TLC Chairman Mark Darrow has said the company intend to "start with a blank piece of paper".
One of the community leaders Mr Sutton has met with is Sandra Greenslade, president of the Turangi and Tongariro Residents Association.
She is a vocal opponent of TLC, even speaking on TV3's Story about the company.
"We basically publicly humiliated them into doing [the review]."
She is encouraged by the engagement with the community of the two reviewers.
"So then we had all these focus groups, all round the districts, so people who wanted to were welcome to come along. "They asked the right questions, they wanted to hear from the community.
"At the end of the day it's better than what we've had which is being ignored."
She says it had got to the point were most of the locals she knew use a fire to heat their homes.
"In Turangi in The Lines Company area you cannot have a heat pump and expect that to be your only form of heating.
"I mean we're old, we don't want to be lighting bloody fires every night.
"Simple things like in the morning during load control, you would never switch your kettle and your toaster on at the same time.

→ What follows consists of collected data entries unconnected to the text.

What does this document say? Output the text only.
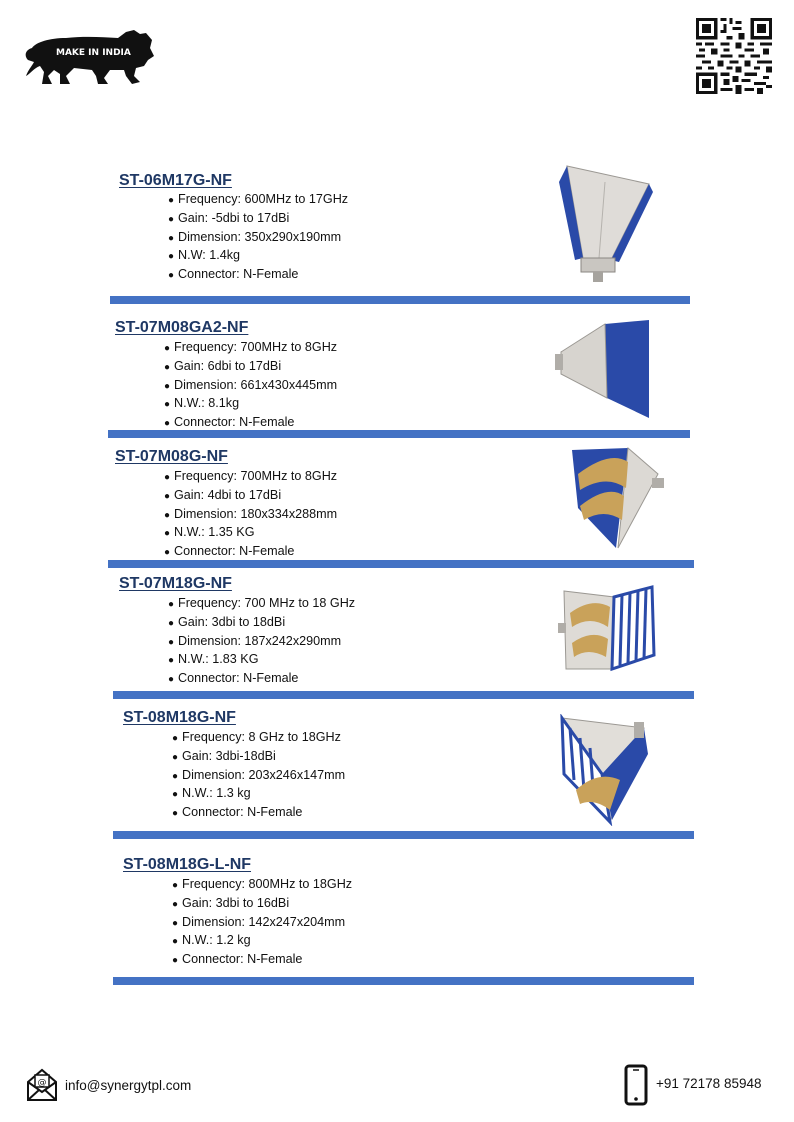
MAKE IN INDIA
ST-06M17G-NF
● Frequency: 600MHz to 17GHz
● Gain: -5dbi to 17dBi
● Dimension: 350x290x190mm
● N.W: 1.4kg
● Connector: N-Female
ST-07M08GA2-NF
● Frequency: 700MHz to 8GHz
● Gain: 6dbi to 17dBi
● Dimension: 661x430x445mm
● N.W.: 8.1kg
● Connector: N-Female
ST-07M08G-NF
● Frequency: 700MHz to 8GHz
● Gain: 4dbi to 17dBi
● Dimension: 180x334x288mm
● N.W.: 1.35 KG
● Connector: N-Female
ST-07M18G-NF
● Frequency: 700 MHz to 18 GHz
● Gain: 3dbi to 18dBi
● Dimension: 187x242x290mm
● N.W.: 1.83 KG
● Connector: N-Female
ST-08M18G-NF
● Frequency: 8 GHz to 18GHz
● Gain: 3dbi-18dBi
● Dimension: 203x246x147mm
● N.W.: 1.3 kg
● Connector: N-Female
ST-08M18G-L-NF
● Frequency: 800MHz to 18GHz
● Gain: 3dbi to 16dBi
● Dimension: 142x247x204mm
● N.W.: 1.2 kg
● Connector: N-Female
@ info@synergytpl.com	+91 72178 85948
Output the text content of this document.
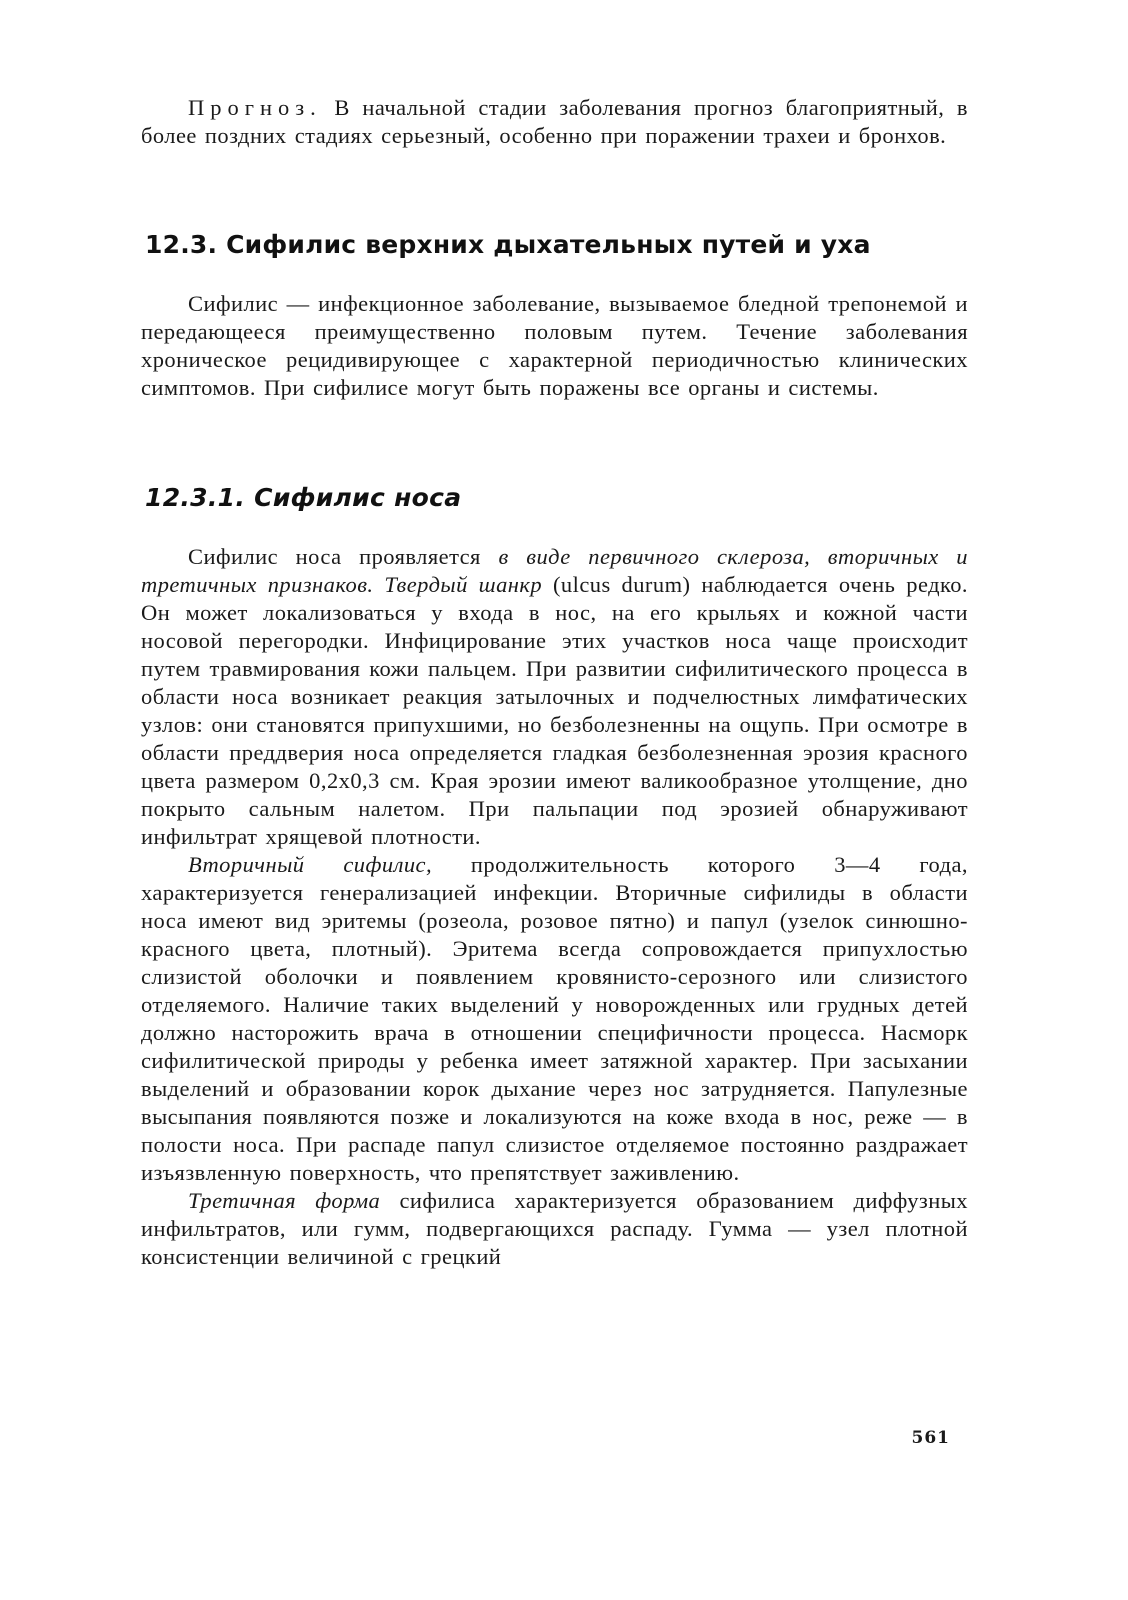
Прогноз. В начальной стадии заболевания прогноз благоприятный, в более поздних стадиях серьезный, особенно при поражении трахеи и бронхов.

12.3. Сифилис верхних дыхательных путей и уха

Сифилис — инфекционное заболевание, вызываемое бледной трепонемой и передающееся преимущественно половым путем. Течение заболевания хроническое рецидивирующее с характерной периодичностью клинических симптомов. При сифилисе могут быть поражены все органы и системы.

12.3.1. Сифилис носа

Сифилис носа проявляется в виде первичного склероза, вторичных и третичных признаков. Твердый шанкр (ulcus durum) наблюдается очень редко. Он может локализоваться у входа в нос, на его крыльях и кожной части носовой перегородки. Инфицирование этих участков носа чаще происходит путем травмирования кожи пальцем. При развитии сифилитического процесса в области носа возникает реакция затылочных и подчелюстных лимфатических узлов: они становятся припухшими, но безболезненны на ощупь. При осмотре в области преддверия носа определяется гладкая безболезненная эрозия красного цвета размером 0,2х0,3 см. Края эрозии имеют валикообразное утолщение, дно покрыто сальным налетом. При пальпации под эрозией обнаруживают инфильтрат хрящевой плотности.

Вторичный сифилис, продолжительность которого 3—4 года, характеризуется генерализацией инфекции. Вторичные сифилиды в области носа имеют вид эритемы (розеола, розовое пятно) и папул (узелок синюшно-красного цвета, плотный). Эритема всегда сопровождается припухлостью слизистой оболочки и появлением кровянисто-серозного или слизистого отделяемого. Наличие таких выделений у новорожденных или грудных детей должно насторожить врача в отношении специфичности процесса. Насморк сифилитической природы у ребенка имеет затяжной характер. При засыхании выделений и образовании корок дыхание через нос затрудняется. Папулезные высыпания появляются позже и локализуются на коже входа в нос, реже — в полости носа. При распаде папул слизистое отделяемое постоянно раздражает изъязвленную поверхность, что препятствует заживлению.

Третичная форма сифилиса характеризуется образованием диффузных инфильтратов, или гумм, подвергающихся распаду. Гумма — узел плотной консистенции величиной с грецкий

561
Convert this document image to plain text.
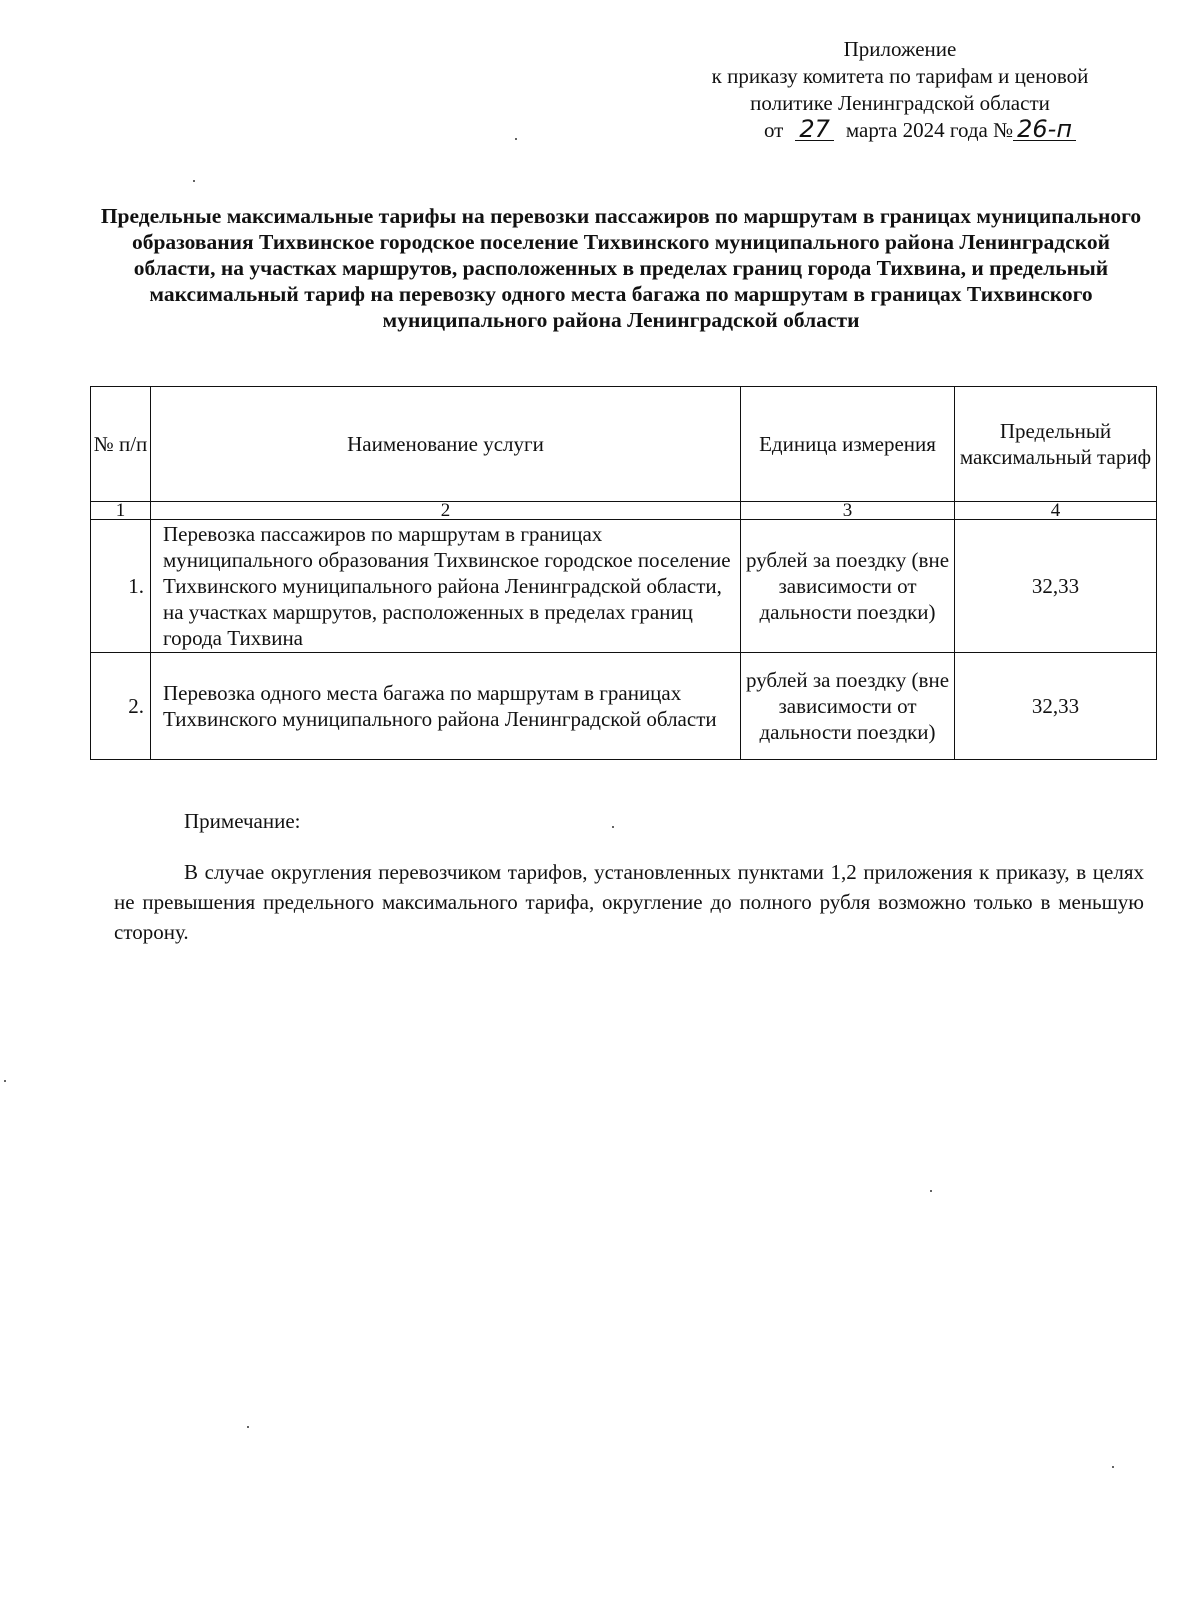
Приложение
к приказу комитета по тарифам и ценовой
политике Ленинградской области
от 27 марта 2024 года № 26-п
Предельные максимальные тарифы на перевозки пассажиров по маршрутам в границах муниципального образования Тихвинское городское поселение Тихвинского муниципального района Ленинградской области, на участках маршрутов, расположенных в пределах границ города Тихвина, и предельный максимальный тариф на перевозку одного места багажа по маршрутам в границах Тихвинского муниципального района Ленинградской области
№ п/п	Наименование услуги	Единица измерения	Предельный максимальный тариф
1	2	3	4
1.	Перевозка пассажиров по маршрутам в границах муниципального образования Тихвинское городское поселение Тихвинского муниципального района Ленинградской области, на участках маршрутов, расположенных в пределах границ города Тихвина	рублей за поездку (вне зависимости от дальности поездки)	32,33
2.	Перевозка одного места багажа по маршрутам в границах Тихвинского муниципального района Ленинградской области	рублей за поездку (вне зависимости от дальности поездки)	32,33
Примечание:
В случае округления перевозчиком тарифов, установленных пунктами 1,2 приложения к приказу, в целях не превышения предельного максимального тарифа, округление до полного рубля возможно только в меньшую сторону.
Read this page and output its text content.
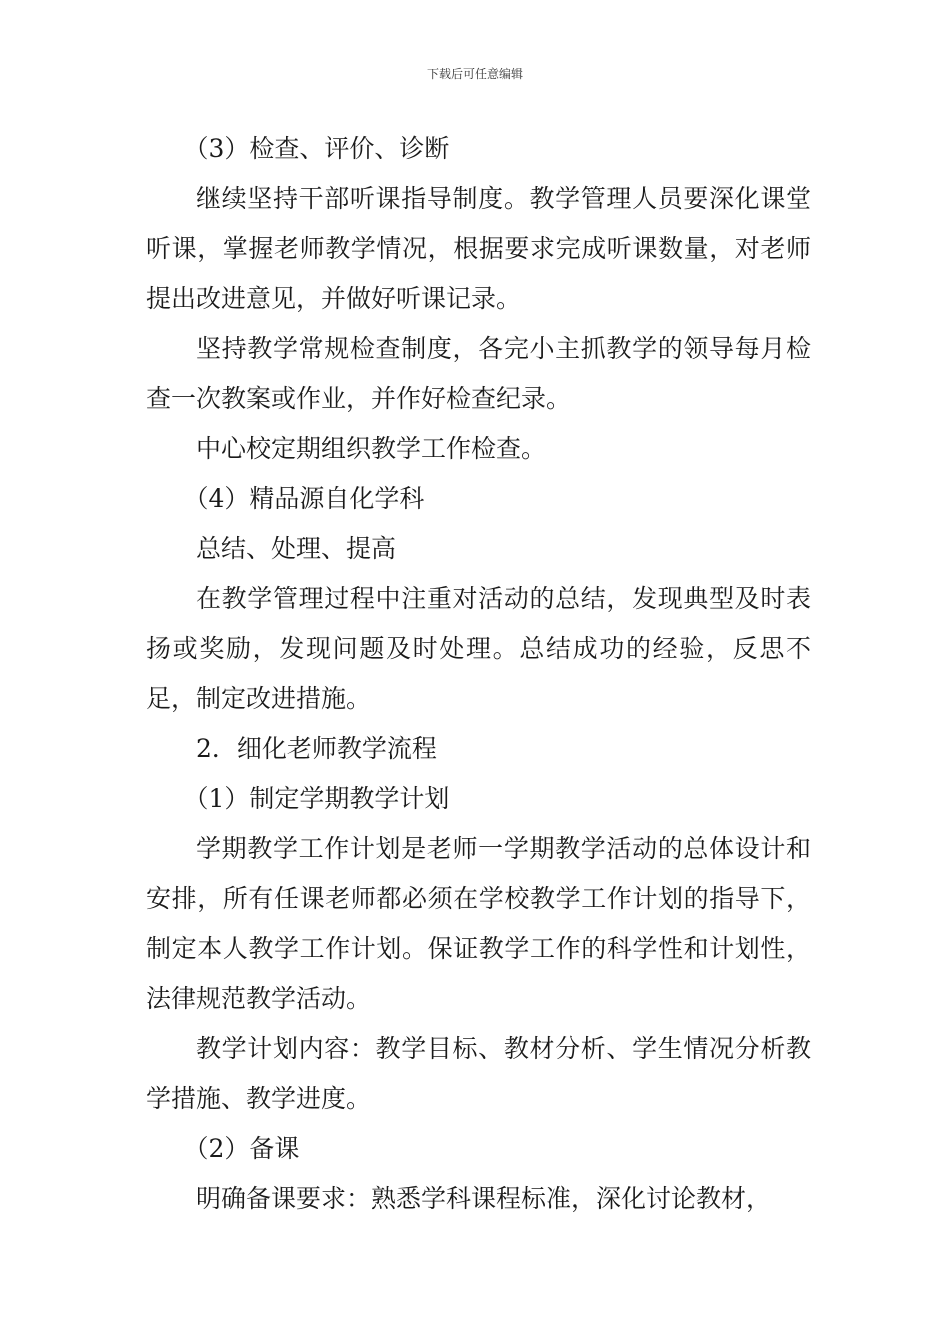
下载后可任意编辑

（3）检查、评价、诊断

继续坚持干部听课指导制度。教学管理人员要深化课堂听课，掌握老师教学情况，根据要求完成听课数量，对老师提出改进意见，并做好听课记录。

坚持教学常规检查制度，各完小主抓教学的领导每月检查一次教案或作业，并作好检查纪录。

中心校定期组织教学工作检查。

（4）精品源自化学科

总结、处理、提高

在教学管理过程中注重对活动的总结，发现典型及时表扬或奖励，发现问题及时处理。总结成功的经验，反思不足，制定改进措施。

2．细化老师教学流程

（1）制定学期教学计划

学期教学工作计划是老师一学期教学活动的总体设计和安排，所有任课老师都必须在学校教学工作计划的指导下，制定本人教学工作计划。保证教学工作的科学性和计划性，法律规范教学活动。

教学计划内容：教学目标、教材分析、学生情况分析教学措施、教学进度。

（2）备课

明确备课要求：熟悉学科课程标准，深化讨论教材，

"You can forget about switching the dish washer on when you leave for work, what if they load control while you're away? "What sort of craziness is that?
"It's absolutely tragic in these poor communities, around here people don't have two cents to rub together."
Ruapehu Mayor Don Cameron also believes the situation shows the Commerce Commission and the Electricity Authority are "toothless" when it comes to the TLC.
"It's not only unfair, it stinks."
Rangitikei MP Ian McKelvie believes the TLC has acted poorly in the past but the current pricing review shows a change in attitude.
"I can't make any excuses for their history but I think at least they have turned the corner and have started listening to people, and that's a big start."
Sandra Greenslade says she "cautiously hopeful" the system will change, because they've run out of options. I don't think there's any point going through the Commerce Commission or the Electricity Authority.
"It seems they don't have the teeth.
"Right now we can only trust people in positions of power and hold them to their word."
Spokeswoman for TLC Louisa Last told the Chronicle in the last few years the company had been trying to improve communication with customers.
She says the reason customers are charged for their winter usage all year round is so local residents don't have to subsidise winter holiday-home owners.
"If we had something that only charged holiday-home owners that would be a huge part of our network that don't get charged fairly."
She says that since the 2011 NZIER report came out, TLC has made improvements to the pricing system and communication with customers.
While the revenue of TLC increased from 25 per cent from 2008 to 2011 she says the increased revenue was invested back into improvements in the lines system.